The most worrying aspect is, however, the response from women within the institutions. Namely, the ministers of Education, of Equal Opportunities, and of Youth Policy, who have failed to dissociate themselves from the Prime Minister’s statements, and as such continue to defend him wholeheartedly. They defend him even though he has claimed that the prospect of paying for sexual services is “degrading for him”; even though he has manifestly lied about his knowledge that the girl at the centre of the scandal was a minor, making his offence even more serious; even though he has been reproached on many other occasions for his ostentatious machismo, and for his distorted, patriarchal and chauvinist image of the female body.
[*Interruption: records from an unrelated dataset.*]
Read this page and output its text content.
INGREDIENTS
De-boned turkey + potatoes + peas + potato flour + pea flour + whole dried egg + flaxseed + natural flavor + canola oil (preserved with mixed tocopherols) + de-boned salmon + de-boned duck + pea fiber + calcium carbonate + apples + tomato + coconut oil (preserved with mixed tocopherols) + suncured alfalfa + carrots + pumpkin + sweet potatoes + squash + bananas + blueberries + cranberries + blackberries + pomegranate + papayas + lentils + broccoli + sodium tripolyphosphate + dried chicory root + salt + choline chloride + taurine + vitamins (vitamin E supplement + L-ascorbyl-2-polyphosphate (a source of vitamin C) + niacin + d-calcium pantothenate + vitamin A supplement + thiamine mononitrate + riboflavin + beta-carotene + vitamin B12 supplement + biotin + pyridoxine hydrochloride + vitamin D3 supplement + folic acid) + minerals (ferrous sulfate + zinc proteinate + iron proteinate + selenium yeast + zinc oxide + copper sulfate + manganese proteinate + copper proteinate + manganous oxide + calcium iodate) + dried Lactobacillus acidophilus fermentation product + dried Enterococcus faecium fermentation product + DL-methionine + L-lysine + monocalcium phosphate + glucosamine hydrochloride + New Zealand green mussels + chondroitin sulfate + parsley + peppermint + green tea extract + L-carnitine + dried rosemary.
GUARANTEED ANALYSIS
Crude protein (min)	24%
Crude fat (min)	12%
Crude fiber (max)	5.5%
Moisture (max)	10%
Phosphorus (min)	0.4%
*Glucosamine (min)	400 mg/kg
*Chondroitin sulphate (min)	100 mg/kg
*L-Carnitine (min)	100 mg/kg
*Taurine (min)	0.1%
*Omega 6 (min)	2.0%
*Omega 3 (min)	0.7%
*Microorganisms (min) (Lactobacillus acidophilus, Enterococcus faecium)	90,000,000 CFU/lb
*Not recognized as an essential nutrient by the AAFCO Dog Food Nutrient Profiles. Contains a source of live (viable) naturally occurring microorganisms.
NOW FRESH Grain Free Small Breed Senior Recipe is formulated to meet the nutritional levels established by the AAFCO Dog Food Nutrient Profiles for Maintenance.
This is not a country for women: one where the sole career prospect lies in degrading and immoral compromises; where emancipation is a pipe-dream, substituted in reality by the possibility of exploiting your body in order to progress; and where the best case scenario is to hold the most powerful man in the country in check. Is this the kind of power we have spent half a century fighting for?
And so, we must not resign ourselves to such decline, because it only appears to be unstoppable: we need to resist, to object, to dissociate ourselves and demonstrate our disapproval. That is what Italian women are doing. They are organising protests and sit-ins in every Italian square, with the motto “If not now, when?” That is also what judge Boccassini is doing. She is pursuing her investigation of the President of the Council despite numerous attacks by the government and several newspapers, who as well as undermining her work, are trying in every way to tarnish her name. It is a gruelling fight and by some accounts it is a lost cause, but it should be pursued, men and women together, so that it can no longer be said that Italy is not a country for women.